Operação interestadual em SC e no RS mira lavagem de dinheiro do tráfico de drogas e prende 26 pessoas

Investigações apontam que imóveis alugados em áreas nobres eram usados como depósitos de drogas

Redação

Publicado em: 11 de junho de 2026

6 min.
Operação interestadual mira lavagem de dinheiro do tráfico de drogas e prende 26 pessoas em SC e no RS. - Foto: Divulgação/PCRS

Operação interestadual mira lavagem de dinheiro do tráfico de drogas e prende 26 pessoas em SC e no RS. - Foto: Divulgação/PCRS

A Operação Apakani foi deflagrada nesta quinta-feira (11) como objetivo de desarticular uma organização criminosa envolvida com tráfico de drogas e lavagem de dinheiro. A ação da Polícia Civil do Rio Grande do Sul com apoio da Polícia Civil de Santa Catarina integra a Operação Narke 6, coordenada nacionalmente pela Secretaria Nacional de Segurança Pública (SENASP), do Ministério da Justiça e Segurança Pública.

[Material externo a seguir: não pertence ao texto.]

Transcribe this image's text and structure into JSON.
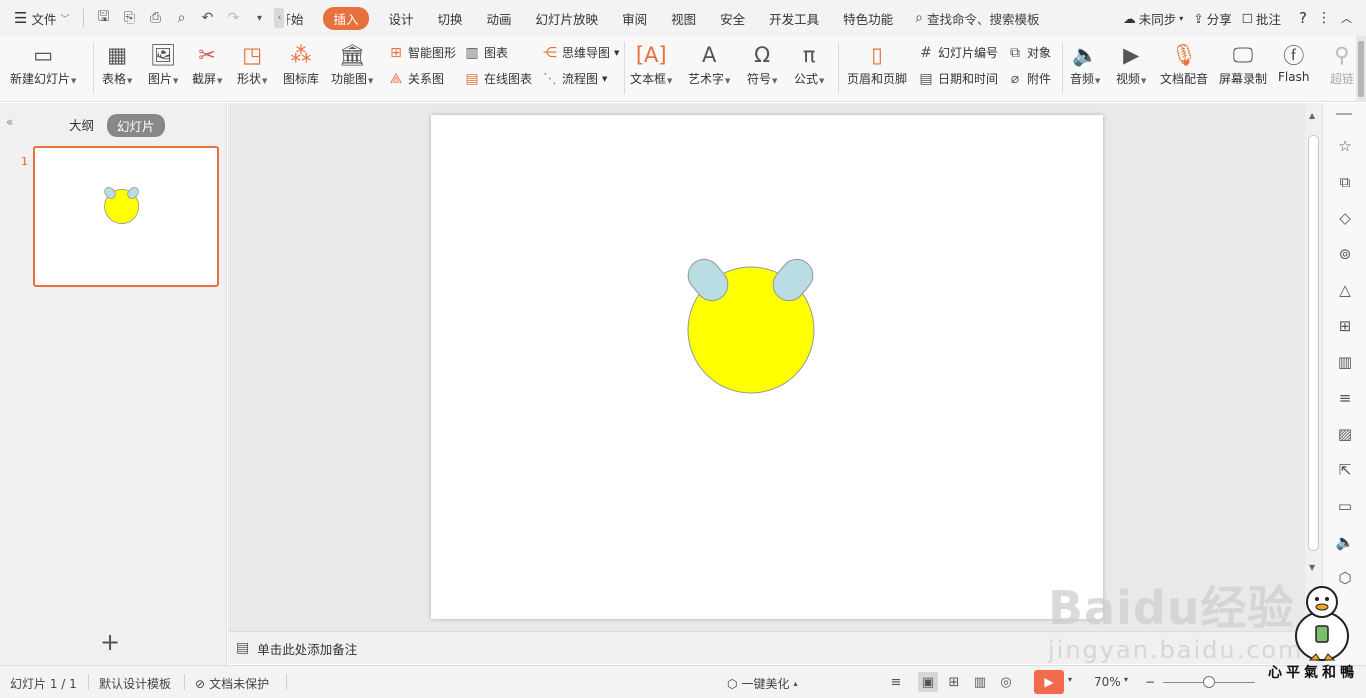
{
  "menubar": {
    "file_label": "文件",
    "tabs": [
      {
        "label": "开始",
        "clipped": true
      },
      {
        "label": "插入",
        "active": true
      },
      {
        "label": "设计"
      },
      {
        "label": "切换"
      },
      {
        "label": "动画"
      },
      {
        "label": "幻灯片放映"
      },
      {
        "label": "审阅"
      },
      {
        "label": "视图"
      },
      {
        "label": "安全"
      },
      {
        "label": "开发工具"
      },
      {
        "label": "特色功能"
      }
    ],
    "search_label": "查找命令、搜索模板",
    "sync_label": "未同步",
    "share_label": "分享",
    "comment_label": "批注",
    "accent_color": "#e8703c"
  },
  "ribbon": {
    "new_slide": "新建幻灯片",
    "table": "表格",
    "picture": "图片",
    "screenshot": "截屏",
    "shape": "形状",
    "icon_lib": "图标库",
    "func_chart": "功能图",
    "smart_art": "智能图形",
    "chart": "图表",
    "relation": "关系图",
    "online_chart": "在线图表",
    "mind_map": "思维导图",
    "flowchart": "流程图",
    "textbox": "文本框",
    "wordart": "艺术字",
    "symbol": "符号",
    "formula": "公式",
    "header_footer": "页眉和页脚",
    "slide_number": "幻灯片编号",
    "object": "对象",
    "date_time": "日期和时间",
    "attachment": "附件",
    "audio": "音频",
    "video": "视频",
    "doc_dub": "文档配音",
    "screen_rec": "屏幕录制",
    "flash": "Flash",
    "hyperlink": "超链"
  },
  "left_panel": {
    "outline_tab": "大纲",
    "slides_tab": "幻灯片",
    "slide_number": "1"
  },
  "slide": {
    "shapes": {
      "face_fill": "#ffff00",
      "ear_fill": "#b9dde2",
      "outline": "#8e9a9c"
    }
  },
  "notes": {
    "placeholder": "单击此处添加备注"
  },
  "statusbar": {
    "slide_info": "幻灯片 1 / 1",
    "template": "默认设计模板",
    "protection": "文档未保护",
    "beautify": "一键美化",
    "zoom": "70%"
  },
  "watermark": {
    "brand": "Baidu经验",
    "url": "jingyan.baidu.com",
    "signature": "心平氣和鴨"
  }
}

Até o momento, 26 pessoas foram presas, além da apreensão de R$ 22 mil em dinheiro e uma arma de fogo. Segundo as investigações, o grupo movimentou mais de R$ 21,3 milhões em recursos ilícitos por meio de empresas de fachada, contas bancárias de terceiros e operações financeiras destinadas a ocultar a origem do dinheiro.

Investigação começou após apreensão de 1,3 tonelada de maconha

As apurações tiveram início em 2023, após a apreensão de 1,3 tonelada de maconha realizada pela Delegacia de Repressão ao Crime de Lavagem de Dinheiro da Divisão de Investigações do Narcotráfico (DRLD/DINARC), em Canoas, no Rio Grande do Sul.

Durante a investigação, os policiais identificaram que a organização atuava na distribuição de cocaína, crack e maconha em larga escala, utilizando uma estrutura logística interestadual para transporte, armazenamento e comercialização dos entorpecentes.

De acordo com a Polícia Civil, imóveis alugados em áreas nobres de municípios gaúchos eram usados como depósitos de drogas para dificultar o rastreamento das operações.

Justiça autorizou dezenas de medidas cautelares

A operação foi autorizada pelo 2º Juízo da 1ª Vara Estadual de Processo e Julgamento dos Crimes de Organização Criminosa e Lavagem de Dinheiro.

Entre as medidas cumpridas estão:

  • 28 mandados de prisão preventiva;
  • 5 mandados de prisão temporária;
  • 58 mandados de busca e apreensão;
  • 58 bloqueios de contas bancárias de pessoas físicas e jurídicas;
  • 14 sequestros de veículos.

Além disso, durante a fase sigilosa da investigação foram realizadas 71 medidas cautelares, incluindo quebras de sigilos bancário, fiscal, financeiro e telemático.

Esquema utilizava empresas e movimentações financeiras complexas

Segundo a investigação, a organização criminosa utilizava diferentes estratégias para ocultar a origem dos recursos obtidos com o tráfico de drogas.

Entre os mecanismos identificados estão:

  • Fracionamento de depósitos;
  • Pulverização de valores em diversas contas;
  • Triangulação financeira;
  • Uso de contas de terceiros;
  • Contas de passagem;
  • Depósitos e saques rápidos;
  • Utilização de casas lotéricas e caixas eletrônicos.

As autoridades também identificaram 21 empresas ligadas ao esquema, localizadas nos estados do Rio Grande do Sul, Santa Catarina, São Paulo e Mato Grosso do Sul.

Os valores vinculados a essas empresas foram alvo de medidas judiciais de indisponibilidade patrimonial.

Santa Catarina participou da operação

A Polícia Civil de Santa Catarina prestou apoio operacional à ação. No estado, foram mobilizados 50 policiais civis para o cumprimento de:

  • 5 mandados de prisão;
  • 7 mandados de busca e apreensão.

As diligências ocorreram nos municípios de:

  • Florianópolis;
  • São José;
  • Palhoça;
  • Criciúma;
  • Balneário Rincão.

Durante as buscas, os investigadores recolheram documentos e outros elementos considerados importantes para o aprofundamento das apurações.

Operação integra ação nacional contra o tráfico

A Operação Apakani faz parte da Operação Narke 6, iniciativa nacional voltada ao combate ao tráfico de drogas, à lavagem de dinheiro e às organizações criminosas.

Segundo os delegados responsáveis pela investigação, o principal objetivo é atingir a estrutura financeira da organização e responsabilizar lideranças, operadores financeiros e integrantes da logística do grupo.

O diretor do DENARC, delegado Carlos Henrique Wendt, destacou a importância da integração entre os órgãos de segurança para combater organizações criminosas que atuam em diferentes estados do país.